This will never become as bad as Chernobyl, the Fukushima plant was built to withstand much more than Chernobyl, and a nuclear reactor cannot create an explosion in a sense of a nuclear bomb, the enrichment levels as well as reaction process prevent that. Also, from what I've been able to find is that the water that is being released into the pacific is contaminated with Iodine-131, whats not being discussed much though is that the half life of Iodine-131 is about 8 days. The media has been having somewhat of a field day dramatizing the whole situation.

Iodine-131

Quote Originally Posted by BBC Article
Jonathan Amos
Science correspondent, BBC News
Tepco says the low-radioactive water it is deliberately releasing into the sea has iodine-131 levels that are about 100 times the legal limit.

But it stressed in a news conference on Monday that if people ate fish and seaweed caught near the plant every day for a year, their radiation exposure would still be just 0.6 millisieverts.
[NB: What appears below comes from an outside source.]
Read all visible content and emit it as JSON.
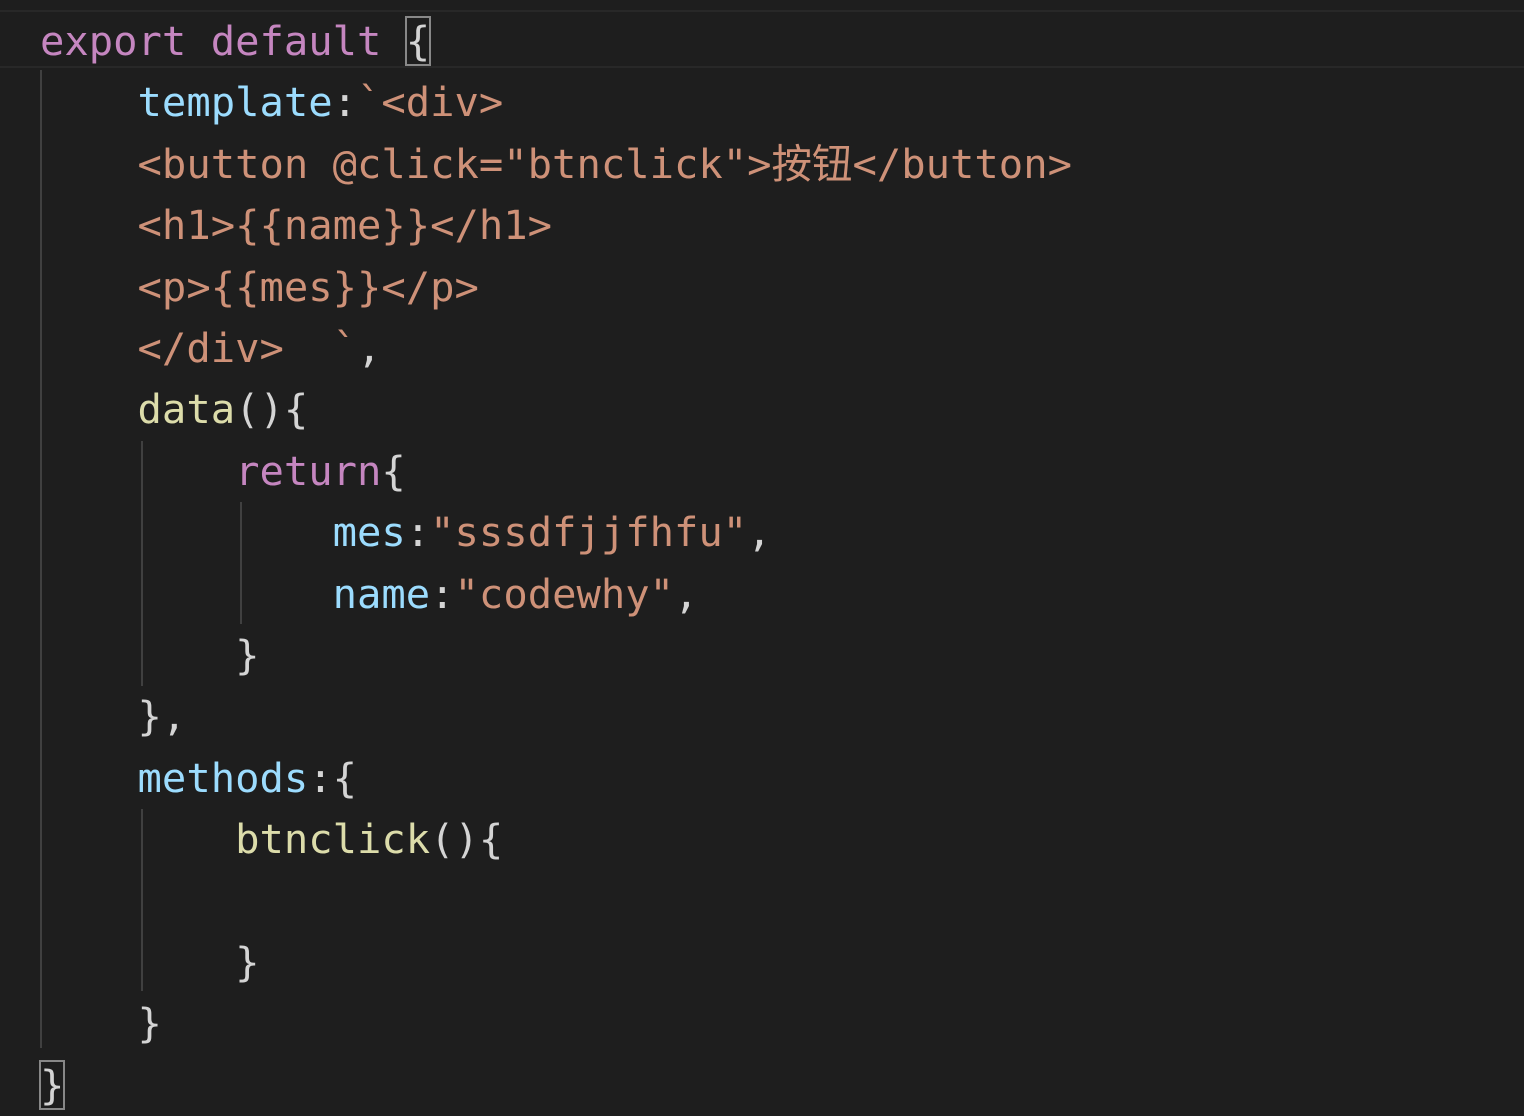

Normal background radiation levels are on the order of 2 millisieverts per year.

Getting the mildly contaminated water off-site would permit the emergency staff to then start pumping out the turbine building and the much more radioactive liquid in its basement.
BBC

In the whole scheme of things, releasing some contaminated water in order to do repairs and prevent a complete meltdown is about the most responsible and logical way to handle the situation as it currently stands.